The Huggable Atomic Mushrooms was made before the London bombings. Different versions used different scales and materials.

huggable atomic mushroom robots

There are many robots in Japan. They are either becoming more human-like or becoming ubiquitous. They disappear into the environment. Is there a different way to imagine what a robot could be? There could be a purely autonomous robot, a red ring, that is only distracted by electromagnetic fields. It moves out of them. It runs your home, but does nothing for you except offer an electromagnetic free space. Another robot could have an identity that comes from itself. The possibilities of sensing are manifold, but who decides what is dangerous? This robot would be paranoid because it has to make decisions about what is dangerous or not. Another robot would be awkward to hold, you have to stare deeply into the eyes of a wooden thing. The issue here is eye-contact. Do robots need us less than we need them? The domestic robot needs to be moved constantly. Who is control here: it or us? Each robot is a seed to open questions. With all of them, the idea is to jump straight into making something.

After many years working with digital technologies as designers, the biological and DNA-based research seemed a long way from everyday life, and from designers do. Could designers engage with biotechnologies? There so much mis-communication around biotechnology. With design, it might be possible to intervene in everyday life rather than making big statements. What happens as some of this becomes products? R & D tried to create a platform that would allow people to engage. Bioland is an out-of-town shopping centre where all bio-needs could be purchased. It has a hospitals, clinics and shops.

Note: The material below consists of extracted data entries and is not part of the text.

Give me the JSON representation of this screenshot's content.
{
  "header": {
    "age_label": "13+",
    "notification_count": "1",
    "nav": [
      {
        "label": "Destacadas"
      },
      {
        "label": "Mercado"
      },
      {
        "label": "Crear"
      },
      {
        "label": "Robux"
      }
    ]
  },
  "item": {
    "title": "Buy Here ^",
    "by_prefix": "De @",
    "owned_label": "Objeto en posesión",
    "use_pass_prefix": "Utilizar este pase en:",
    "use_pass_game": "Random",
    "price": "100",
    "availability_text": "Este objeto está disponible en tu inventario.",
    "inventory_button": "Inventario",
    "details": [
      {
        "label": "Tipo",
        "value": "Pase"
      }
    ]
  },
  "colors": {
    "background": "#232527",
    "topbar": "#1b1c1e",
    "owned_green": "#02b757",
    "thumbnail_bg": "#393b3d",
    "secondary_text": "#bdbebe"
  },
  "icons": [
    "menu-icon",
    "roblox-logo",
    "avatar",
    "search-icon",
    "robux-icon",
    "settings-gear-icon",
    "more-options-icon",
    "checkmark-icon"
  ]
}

The Zebra-fish pollution detector was too expensive to use and ended up as an exotic pet. Featherless chickens allowed cheaper production. Behind all this, the promise of the technology is pervasive. For instance, people giving tissue samples on the promise of future therapeutic interventions. There are ethical difficulties in certain projects: for instance, to get bone materials, only the wisdom teeth can easily supply it (see Ian Thomson’s work at Imperial College).

Mr Ventner offered at one time for £400k to predict what illness you might die of, as well as CD with your genome on it. Would future health really affect your life? The Evidence Dolls come with indelible pen and represent a change in the nature of dating and love relationships. They would be based on DNA analysis. Samples could be stored between the legs of the dolls Women were asked to re-evaluate their lovers in terms of genetic potential using the Evidence Dolls. Each doll represented an interview about a lover. Women said that they would get DNA analysis done on their lovers hair sample. Why not have the best nature can offer? Perhaps cloned in the form of a dog. The desire to put DNA into things and possess them is there.

evidence doll and penis dna drawers

Final point: people find out about things too late. Design can be a point that makes things visible thing earlier.